Step 7 – Once your cookie sheet is filled put the cookie sheet in the refrigerator for 20 minutes. This will help the shamrock design to come out more crisply and will minimize puffing. Turn the oven to the temperature indicated on the recipe.

Step 8 – Now it’s time to bake the cookies. Pull the cookie sheet directly out of the refrigerator and place in the oven. Bake as per the recipe. I baked these cookies for about 12 minutes.

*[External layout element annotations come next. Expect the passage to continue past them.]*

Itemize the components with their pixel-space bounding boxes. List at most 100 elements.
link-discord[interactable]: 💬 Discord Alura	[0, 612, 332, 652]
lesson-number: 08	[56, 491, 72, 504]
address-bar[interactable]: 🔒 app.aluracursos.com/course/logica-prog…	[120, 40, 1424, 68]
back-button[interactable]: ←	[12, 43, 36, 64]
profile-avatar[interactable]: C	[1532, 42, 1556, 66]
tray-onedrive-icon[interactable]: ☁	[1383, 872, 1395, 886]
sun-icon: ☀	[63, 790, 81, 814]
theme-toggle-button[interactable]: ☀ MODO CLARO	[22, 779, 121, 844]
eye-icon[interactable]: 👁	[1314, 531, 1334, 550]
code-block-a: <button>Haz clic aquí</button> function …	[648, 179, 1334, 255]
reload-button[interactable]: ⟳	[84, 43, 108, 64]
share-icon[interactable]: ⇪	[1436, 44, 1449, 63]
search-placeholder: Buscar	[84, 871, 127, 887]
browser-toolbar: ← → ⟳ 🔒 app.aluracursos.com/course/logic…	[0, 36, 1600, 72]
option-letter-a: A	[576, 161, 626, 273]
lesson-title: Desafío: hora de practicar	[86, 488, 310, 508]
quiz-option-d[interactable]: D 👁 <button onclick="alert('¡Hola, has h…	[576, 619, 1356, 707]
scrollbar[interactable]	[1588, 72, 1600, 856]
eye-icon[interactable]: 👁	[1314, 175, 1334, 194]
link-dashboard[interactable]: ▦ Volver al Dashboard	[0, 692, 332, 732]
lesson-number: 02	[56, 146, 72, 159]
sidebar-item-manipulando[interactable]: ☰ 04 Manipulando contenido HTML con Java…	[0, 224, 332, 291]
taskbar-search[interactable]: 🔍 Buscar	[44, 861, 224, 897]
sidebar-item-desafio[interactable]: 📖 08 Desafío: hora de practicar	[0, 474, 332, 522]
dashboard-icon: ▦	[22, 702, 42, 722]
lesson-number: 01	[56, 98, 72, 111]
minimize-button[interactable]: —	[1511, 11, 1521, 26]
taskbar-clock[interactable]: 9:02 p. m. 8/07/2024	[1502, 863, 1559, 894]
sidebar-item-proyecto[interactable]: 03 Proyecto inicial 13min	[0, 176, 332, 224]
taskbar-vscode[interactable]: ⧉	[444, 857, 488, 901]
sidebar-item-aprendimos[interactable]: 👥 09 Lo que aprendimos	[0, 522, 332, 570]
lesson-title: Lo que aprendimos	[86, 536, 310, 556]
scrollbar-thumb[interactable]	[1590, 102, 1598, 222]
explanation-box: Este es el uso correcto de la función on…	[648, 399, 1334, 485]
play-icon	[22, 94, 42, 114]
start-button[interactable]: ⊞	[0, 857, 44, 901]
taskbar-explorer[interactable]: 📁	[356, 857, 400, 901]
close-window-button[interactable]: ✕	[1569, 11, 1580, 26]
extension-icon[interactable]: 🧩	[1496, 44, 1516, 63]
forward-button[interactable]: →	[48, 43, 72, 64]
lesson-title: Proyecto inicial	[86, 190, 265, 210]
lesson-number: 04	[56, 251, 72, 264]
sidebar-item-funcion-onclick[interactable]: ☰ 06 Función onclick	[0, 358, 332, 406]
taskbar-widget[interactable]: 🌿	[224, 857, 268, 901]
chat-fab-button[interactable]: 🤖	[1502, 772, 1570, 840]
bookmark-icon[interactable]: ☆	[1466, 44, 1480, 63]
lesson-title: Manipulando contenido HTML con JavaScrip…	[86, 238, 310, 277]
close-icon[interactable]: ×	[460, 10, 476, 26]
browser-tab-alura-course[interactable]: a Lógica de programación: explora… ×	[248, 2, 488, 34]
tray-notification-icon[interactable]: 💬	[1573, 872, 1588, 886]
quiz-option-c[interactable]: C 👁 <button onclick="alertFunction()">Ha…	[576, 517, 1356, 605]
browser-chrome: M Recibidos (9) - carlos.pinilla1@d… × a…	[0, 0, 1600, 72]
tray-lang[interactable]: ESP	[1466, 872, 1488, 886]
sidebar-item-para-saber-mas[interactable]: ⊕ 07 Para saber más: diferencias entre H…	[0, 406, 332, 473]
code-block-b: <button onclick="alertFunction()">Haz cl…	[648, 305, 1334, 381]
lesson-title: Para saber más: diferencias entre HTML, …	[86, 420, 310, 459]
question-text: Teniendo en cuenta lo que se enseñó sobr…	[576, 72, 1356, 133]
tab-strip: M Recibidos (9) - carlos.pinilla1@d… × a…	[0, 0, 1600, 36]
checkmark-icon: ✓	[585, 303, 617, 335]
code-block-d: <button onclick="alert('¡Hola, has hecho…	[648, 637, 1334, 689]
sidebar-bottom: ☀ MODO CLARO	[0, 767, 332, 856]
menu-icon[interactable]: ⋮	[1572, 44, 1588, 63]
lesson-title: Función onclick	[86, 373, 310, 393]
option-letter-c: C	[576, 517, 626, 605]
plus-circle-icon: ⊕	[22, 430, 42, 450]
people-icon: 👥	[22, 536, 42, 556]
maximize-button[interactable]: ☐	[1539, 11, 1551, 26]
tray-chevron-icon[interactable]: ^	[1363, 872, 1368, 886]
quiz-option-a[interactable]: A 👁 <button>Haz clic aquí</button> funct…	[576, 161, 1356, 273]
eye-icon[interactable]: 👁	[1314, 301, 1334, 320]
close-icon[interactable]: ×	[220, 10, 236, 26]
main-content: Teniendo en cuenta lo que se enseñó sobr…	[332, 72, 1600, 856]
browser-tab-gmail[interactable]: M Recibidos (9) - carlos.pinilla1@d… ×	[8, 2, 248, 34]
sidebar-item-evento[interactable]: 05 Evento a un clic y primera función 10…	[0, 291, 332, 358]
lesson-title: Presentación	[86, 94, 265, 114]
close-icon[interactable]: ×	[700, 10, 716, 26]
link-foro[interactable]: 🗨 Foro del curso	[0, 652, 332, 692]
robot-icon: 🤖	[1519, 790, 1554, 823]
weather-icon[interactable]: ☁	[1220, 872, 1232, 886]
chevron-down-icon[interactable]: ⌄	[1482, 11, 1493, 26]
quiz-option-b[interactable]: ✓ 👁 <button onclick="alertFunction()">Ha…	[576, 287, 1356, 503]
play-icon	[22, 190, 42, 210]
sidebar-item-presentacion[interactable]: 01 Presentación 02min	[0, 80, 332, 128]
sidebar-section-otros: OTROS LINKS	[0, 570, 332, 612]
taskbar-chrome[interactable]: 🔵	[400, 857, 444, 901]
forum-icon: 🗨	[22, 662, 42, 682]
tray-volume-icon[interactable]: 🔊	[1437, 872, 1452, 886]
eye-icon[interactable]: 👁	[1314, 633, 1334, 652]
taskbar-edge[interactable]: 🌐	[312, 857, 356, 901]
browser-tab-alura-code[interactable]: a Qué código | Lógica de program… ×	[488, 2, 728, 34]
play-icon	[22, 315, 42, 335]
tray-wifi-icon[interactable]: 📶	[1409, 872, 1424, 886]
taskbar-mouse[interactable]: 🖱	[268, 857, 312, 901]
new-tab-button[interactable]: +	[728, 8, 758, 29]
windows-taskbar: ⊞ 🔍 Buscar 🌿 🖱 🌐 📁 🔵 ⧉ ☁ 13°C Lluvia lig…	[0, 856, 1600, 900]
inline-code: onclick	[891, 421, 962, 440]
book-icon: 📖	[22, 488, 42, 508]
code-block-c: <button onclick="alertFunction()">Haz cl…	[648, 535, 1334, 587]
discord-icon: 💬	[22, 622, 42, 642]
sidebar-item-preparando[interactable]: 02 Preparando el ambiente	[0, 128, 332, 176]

Step 9 – Remove cookies from the oven and let cool. Move to a cooling rack.

Mixing Luster Dust Paint
Step 10 – Once the cookies are completely cool, it is time to decorate! This is my favorite part! Begin by mixing together the luster dust and lemon juice. The lemon juice is used because it is clear and will help to make a paint out of the luster dust. You could try other clear liquids. Clear vanilla and vodka work as well. Mix the luster dust and lemon juice to the desired consistency. I wanted the emerald green to be a vibrant and saturated with color, so I used very little lemon juice to luster dust. Try 1/8 tsp luster dust per 1 drop of lemon juice. From there you can add more of either depending on what shade you want. Use a small paint brush to mix the luster dust and liquid.


  1. Kanelingres

    According to mine, it's not the best option

  2. Maclane

    You are not right. I'm sure. I propose to discuss it. Email me at PM, we'll talk.

  3. Edrigu


  4. Antoine

    so, what is next!

  5. Justain

    I'm sorry, but I think you are wrong. I'm sure. I can defend my position.